Monday, November 21, 2016

Disney Wishes

     It's been about five days since we began our vacation travels.  I have learned much in this short period of time, whether or not they are things that I wanted or needed to learn is another matter.  Learned...? No... remembered, reminded... reobserved the unchanging belly that is the beast of an America.
     Allow me to begin by saying that I understand, perhaps better than you do, how hypocritical my recent journal entries seem after you hear that I spent this past weekend at both Disney World and Universal Studios.  The best I can do is to say that I have attempted to view this entire experience from hungry eyes.  Back home, from the comforts of my cemented basement walls, it's dangerously easy to presume that the world in which I live is similar to that of the rest of the world.  This vacation has reminded me the folly and danger of that thinking.  Some lessons can only be learned from travel and experience, I'll do my best to share with you the most recent of what has come unto me.
     From the very beginning, the planning of this vacation had me feeling very apprehenive.  The core of planned vacation activities were things that I absolutely wanted to partake in, seeing my old friends and their family, hiking in Tennessee, and spending some quality time with Brianna.  What bothered me about this vacation were the amusement park plans.  Yes, of course I wanted to see and experience Harry Potter World, but the bigger picture is a difficult reality for my changing core values to properly handle.  Imagine my changing core values as a no nonsense Monk with a very balanced view of the modern world (let's call him Gary). Now imagine that Disney World is a Titty bar and that Gary has been forced to spend several days in the dirty little stripe club and it's variety of patrons.  Gary is a very level headed, he realizes that good can be found in the oddest of places, but there are many places he would rather be practicing his meditations.

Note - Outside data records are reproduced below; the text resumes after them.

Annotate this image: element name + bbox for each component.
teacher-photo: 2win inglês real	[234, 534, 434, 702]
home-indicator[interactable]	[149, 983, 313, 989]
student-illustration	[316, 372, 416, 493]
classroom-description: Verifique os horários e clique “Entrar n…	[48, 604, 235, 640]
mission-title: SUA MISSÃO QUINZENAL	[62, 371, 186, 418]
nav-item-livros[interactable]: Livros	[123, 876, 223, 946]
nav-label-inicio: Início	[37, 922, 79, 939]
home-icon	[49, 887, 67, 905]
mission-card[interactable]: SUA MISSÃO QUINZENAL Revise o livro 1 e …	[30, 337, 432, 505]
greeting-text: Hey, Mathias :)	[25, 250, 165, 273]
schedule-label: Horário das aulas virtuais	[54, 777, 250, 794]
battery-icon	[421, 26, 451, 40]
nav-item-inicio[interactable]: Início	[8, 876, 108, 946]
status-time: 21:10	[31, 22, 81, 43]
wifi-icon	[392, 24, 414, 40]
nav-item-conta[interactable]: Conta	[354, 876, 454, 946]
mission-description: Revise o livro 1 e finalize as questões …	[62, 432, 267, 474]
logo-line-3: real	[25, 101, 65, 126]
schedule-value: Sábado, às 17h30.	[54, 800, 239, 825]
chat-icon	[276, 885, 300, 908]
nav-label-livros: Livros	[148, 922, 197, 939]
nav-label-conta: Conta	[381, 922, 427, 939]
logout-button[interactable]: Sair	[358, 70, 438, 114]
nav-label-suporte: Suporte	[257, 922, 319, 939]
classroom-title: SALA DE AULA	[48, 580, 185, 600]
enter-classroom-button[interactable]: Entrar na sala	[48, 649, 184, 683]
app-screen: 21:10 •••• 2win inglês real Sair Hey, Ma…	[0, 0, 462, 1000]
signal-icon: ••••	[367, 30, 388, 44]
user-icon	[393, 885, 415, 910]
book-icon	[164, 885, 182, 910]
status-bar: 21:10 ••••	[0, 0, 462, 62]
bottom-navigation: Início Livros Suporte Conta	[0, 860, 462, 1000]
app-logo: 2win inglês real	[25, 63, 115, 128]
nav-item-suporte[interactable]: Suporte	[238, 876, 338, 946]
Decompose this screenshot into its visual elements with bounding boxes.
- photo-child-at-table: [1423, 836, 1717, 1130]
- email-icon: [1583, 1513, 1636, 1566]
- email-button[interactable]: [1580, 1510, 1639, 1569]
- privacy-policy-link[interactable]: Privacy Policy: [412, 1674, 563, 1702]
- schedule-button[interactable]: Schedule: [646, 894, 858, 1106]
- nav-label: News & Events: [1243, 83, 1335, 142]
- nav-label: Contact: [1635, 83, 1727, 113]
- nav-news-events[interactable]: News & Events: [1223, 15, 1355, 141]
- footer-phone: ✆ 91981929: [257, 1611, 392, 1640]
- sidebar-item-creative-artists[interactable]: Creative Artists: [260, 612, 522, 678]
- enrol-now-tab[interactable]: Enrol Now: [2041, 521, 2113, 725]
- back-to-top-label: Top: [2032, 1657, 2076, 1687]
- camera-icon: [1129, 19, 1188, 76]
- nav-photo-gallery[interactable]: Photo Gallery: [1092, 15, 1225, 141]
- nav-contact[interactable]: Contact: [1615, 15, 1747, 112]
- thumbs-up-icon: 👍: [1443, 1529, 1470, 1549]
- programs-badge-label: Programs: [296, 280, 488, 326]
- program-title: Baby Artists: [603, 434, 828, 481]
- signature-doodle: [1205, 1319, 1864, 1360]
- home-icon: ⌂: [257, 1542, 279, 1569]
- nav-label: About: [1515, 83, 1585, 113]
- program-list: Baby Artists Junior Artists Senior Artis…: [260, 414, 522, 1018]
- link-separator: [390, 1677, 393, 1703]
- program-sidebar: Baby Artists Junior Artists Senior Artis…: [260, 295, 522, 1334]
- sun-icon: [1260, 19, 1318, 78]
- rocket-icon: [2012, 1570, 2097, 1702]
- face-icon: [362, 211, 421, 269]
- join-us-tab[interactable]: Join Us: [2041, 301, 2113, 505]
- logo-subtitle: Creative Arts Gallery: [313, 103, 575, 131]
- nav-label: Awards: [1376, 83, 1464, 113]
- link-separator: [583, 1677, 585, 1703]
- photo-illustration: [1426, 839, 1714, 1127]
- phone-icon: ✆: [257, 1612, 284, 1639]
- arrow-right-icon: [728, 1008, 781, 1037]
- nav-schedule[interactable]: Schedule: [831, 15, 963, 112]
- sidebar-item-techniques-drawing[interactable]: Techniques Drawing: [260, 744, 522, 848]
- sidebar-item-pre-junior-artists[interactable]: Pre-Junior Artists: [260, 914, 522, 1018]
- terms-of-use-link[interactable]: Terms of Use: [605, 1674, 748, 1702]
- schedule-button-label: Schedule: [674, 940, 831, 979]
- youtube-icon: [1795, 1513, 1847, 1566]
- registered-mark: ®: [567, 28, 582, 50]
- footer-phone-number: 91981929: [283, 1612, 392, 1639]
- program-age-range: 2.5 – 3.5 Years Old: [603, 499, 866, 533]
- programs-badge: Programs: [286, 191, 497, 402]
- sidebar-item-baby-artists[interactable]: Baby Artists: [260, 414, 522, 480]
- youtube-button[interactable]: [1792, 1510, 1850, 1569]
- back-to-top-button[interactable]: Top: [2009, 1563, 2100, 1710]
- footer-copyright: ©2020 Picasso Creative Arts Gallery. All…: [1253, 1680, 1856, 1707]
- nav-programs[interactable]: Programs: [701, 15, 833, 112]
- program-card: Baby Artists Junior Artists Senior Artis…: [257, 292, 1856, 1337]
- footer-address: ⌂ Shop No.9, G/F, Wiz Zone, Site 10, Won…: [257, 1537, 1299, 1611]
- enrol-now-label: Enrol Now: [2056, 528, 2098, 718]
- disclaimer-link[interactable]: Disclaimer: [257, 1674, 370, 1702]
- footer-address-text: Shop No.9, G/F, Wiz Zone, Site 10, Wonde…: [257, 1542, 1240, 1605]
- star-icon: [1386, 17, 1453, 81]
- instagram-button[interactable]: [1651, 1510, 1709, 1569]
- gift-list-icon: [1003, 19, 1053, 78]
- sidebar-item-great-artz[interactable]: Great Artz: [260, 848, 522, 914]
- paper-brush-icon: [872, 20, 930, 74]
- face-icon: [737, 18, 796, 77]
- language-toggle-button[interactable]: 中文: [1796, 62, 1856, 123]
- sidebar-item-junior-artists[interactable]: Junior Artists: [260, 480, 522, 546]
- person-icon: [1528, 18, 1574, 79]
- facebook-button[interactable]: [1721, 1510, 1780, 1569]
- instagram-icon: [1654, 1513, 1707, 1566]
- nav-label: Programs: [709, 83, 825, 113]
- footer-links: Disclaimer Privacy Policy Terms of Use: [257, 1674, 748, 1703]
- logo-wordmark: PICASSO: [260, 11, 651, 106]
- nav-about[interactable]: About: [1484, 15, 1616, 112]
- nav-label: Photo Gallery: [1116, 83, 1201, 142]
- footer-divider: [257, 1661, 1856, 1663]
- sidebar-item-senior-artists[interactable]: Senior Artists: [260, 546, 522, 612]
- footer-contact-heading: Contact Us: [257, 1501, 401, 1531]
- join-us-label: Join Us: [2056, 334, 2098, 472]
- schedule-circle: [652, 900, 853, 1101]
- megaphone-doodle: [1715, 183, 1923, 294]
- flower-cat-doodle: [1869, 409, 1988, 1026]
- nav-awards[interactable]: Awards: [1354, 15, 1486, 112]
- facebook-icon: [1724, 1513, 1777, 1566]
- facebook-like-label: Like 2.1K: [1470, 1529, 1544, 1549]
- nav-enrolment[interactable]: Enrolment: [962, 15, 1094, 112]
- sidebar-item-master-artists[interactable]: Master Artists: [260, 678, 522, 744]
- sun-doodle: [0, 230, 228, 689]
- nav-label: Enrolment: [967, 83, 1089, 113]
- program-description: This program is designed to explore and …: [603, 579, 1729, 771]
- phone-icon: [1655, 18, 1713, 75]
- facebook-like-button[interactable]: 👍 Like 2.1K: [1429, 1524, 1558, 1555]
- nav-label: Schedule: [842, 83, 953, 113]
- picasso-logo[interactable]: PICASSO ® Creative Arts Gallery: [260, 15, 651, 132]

     Before we left on the trip, I felt like enduring the amusement parks would be a struggle for me because their existence is an affront to so many of my beliefs and feelings.  How much more wrong could I have been?  The amusement parks are not a personal affront at all, the world is, as a whole,  in stark contrast and disagreement with my beliefs, if not in thought, then certainly in practice. Yes, I am also an affront to myself, I'm working on it.
     I know what you might be thinking, "If you don't like how things are in this country, feel free to leave." Unfortunately, this is a world problem that cannot be run or moved away from.  When fight or flight takes over and flight is no longer an option, we fight.  We fight apathy, we fight hate, we fight gluttony, we fight selfishness, we fight consumerism, we fight people.  
     I realize that this blog has been a lot of words without really saying much.  My emotions have been hard for me to process and put into words, like eating ice cream when you're still full from dinner, it tastes great, and makes you feel like a fat wasteful fuck.  Well, it should make you feel all of those things, some people just feel fat and happy.  Finally, a paragraph with some meaning behind the words.  Let's talk again soon.